Desde mis días de infancia me sentí atraído por la literatura, pero tuve la desdicha de no encontrar en esa etapa libros en mi modesto hogar.
Esto se debió en parte a que mi padre, por sus bajos ingresos de empleado privado, y su afición a los placeres mundanales, apenas podía cumplir las necesidades primarias de su numerosa familia.
Por eso tomaba prestados libros que encontraba en casas vecinas, los cuales devolvía desde que terminaba su lectura.
La situación económica nuestra comenzó a mejorar en el año 1952, cuando mi progenitor instaló un negocio de lavandería en el sector de Villa Consuelo.
Con los escasos pesos que me daba los fines de semana compraba libros, que devoraba con fruición.
Tuve la suerte de que cerca de mi casa fuera instalada una biblioteca pública circulante, cuyos volúmenes tomaba prestados de forma regular.
Y como el vocabulario del asiduo lector se enriquece paulatinamente, tuve varios contratiempos debido a esa circunstancia.
Una mañana en mi casa no estaba llegando el agua del acueducto, y mi padre me envió a la oficina más cercana a reportar el percance.
Cuando hablé con el empleado que me atendió, le dije que en tal dirección parecía que los tubos conductores del agua estaban obstruidos.
Como pasado el mediodía no habían ido a corregir la situación, papá me preguntó sobre la forma en que había descrito el problema, y al repetírsela, levantó los brazos, y exclamó:
– Seguramente no te entendieron; vuelve allá y di solamente que aquí no hay agua, que estamos tapados.
Quizás el hecho fue casual, pero una hora después de mi segunda visita, empleados del acueducto corrigieron la obstrucción.
Una noche dominical, mi padre compartía tragos con un planchador de su lavandería en una barra cercana, y al experimentar la elevación de su jumo, pagó la cuenta y se marchó apresuradamente hacia su casa.
Contaba con unos dieciocho años de edad, cuando me enamoré de una muchacha de carácter alegre, ligeramente coqueta y buena bailadora.

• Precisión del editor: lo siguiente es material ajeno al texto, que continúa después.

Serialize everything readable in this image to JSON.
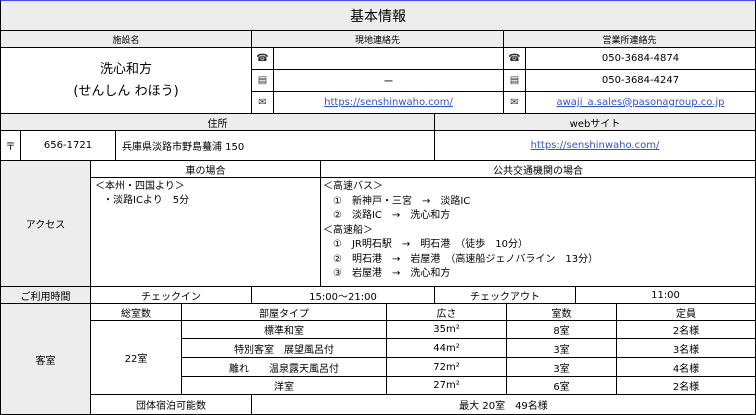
{
  "header": {
    "title": "基本情報"
  },
  "facility": {
    "col_name": "施設名",
    "col_local": "現地連絡先",
    "col_sales": "営業所連絡先",
    "name": "洗心和方",
    "reading": "(せんしん わほう)",
    "local_tel": "",
    "local_fax": "ー",
    "local_url": "https://senshinwaho.com/",
    "sales_tel": "050-3684-4874",
    "sales_fax": "050-3684-4247",
    "sales_email": "awaji_a.sales@pasonagroup.co.jp"
  },
  "address": {
    "label": "住所",
    "postal_symbol": "〒",
    "zip": "656-1721",
    "text": "兵庫県淡路市野島蟇浦 150",
    "web_label": "webサイト",
    "web_url": "https://senshinwaho.com/"
  },
  "access": {
    "label": "アクセス",
    "car_header": "車の場合",
    "public_header": "公共交通機関の場合",
    "car_lines": [
      "＜本州・四国より＞",
      "・淡路ICより　5分"
    ],
    "public_lines": [
      "＜高速バス＞",
      "①　新神戸・三宮　→　淡路IC",
      "②　淡路IC　→　洗心和方",
      "＜高速船＞",
      "①　JR明石駅　→　明石港　（徒歩　10分）",
      "②　明石港　→　岩屋港　（高速船ジェノバライン　13分）",
      "③　岩屋港　→　洗心和方"
    ]
  },
  "hours": {
    "label": "ご利用時間",
    "checkin_label": "チェックイン",
    "checkin_value": "15:00～21:00",
    "checkout_label": "チェックアウト",
    "checkout_value": "11:00"
  },
  "rooms": {
    "label": "客室",
    "total_label": "総室数",
    "total_value": "22室",
    "headers": {
      "type": "部屋タイプ",
      "area": "広さ",
      "count": "室数",
      "capacity": "定員"
    },
    "rows": [
      {
        "type": "標準和室",
        "area": "35m²",
        "count": "8室",
        "capacity": "2名様"
      },
      {
        "type": "特別客室　展望風呂付",
        "area": "44m²",
        "count": "3室",
        "capacity": "3名様"
      },
      {
        "type": "離れ　　温泉露天風呂付",
        "area": "72m²",
        "count": "3室",
        "capacity": "4名様"
      },
      {
        "type": "洋室",
        "area": "27m²",
        "count": "6室",
        "capacity": "2名様"
      }
    ],
    "group_label": "団体宿泊可能数",
    "group_value": "最大 20室　49名様"
  },
  "icons": {
    "phone": "phone-icon",
    "fax": "fax-icon",
    "mail": "mail-icon"
  }
}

Fue precisamente danzando un bolero que le declaré lo que sentía por ella, y parece que usé un discurso con palabras de escaso uso.
-Solamente hablo español, por lo que te agradeceré que me digas las cosas en ese idioma- respondió mi pretendida, haciendo menos estrecho el abrazo.
No creo que haya que señalar que mi desencanto, y su rechazo tácito, fueron simultáneos.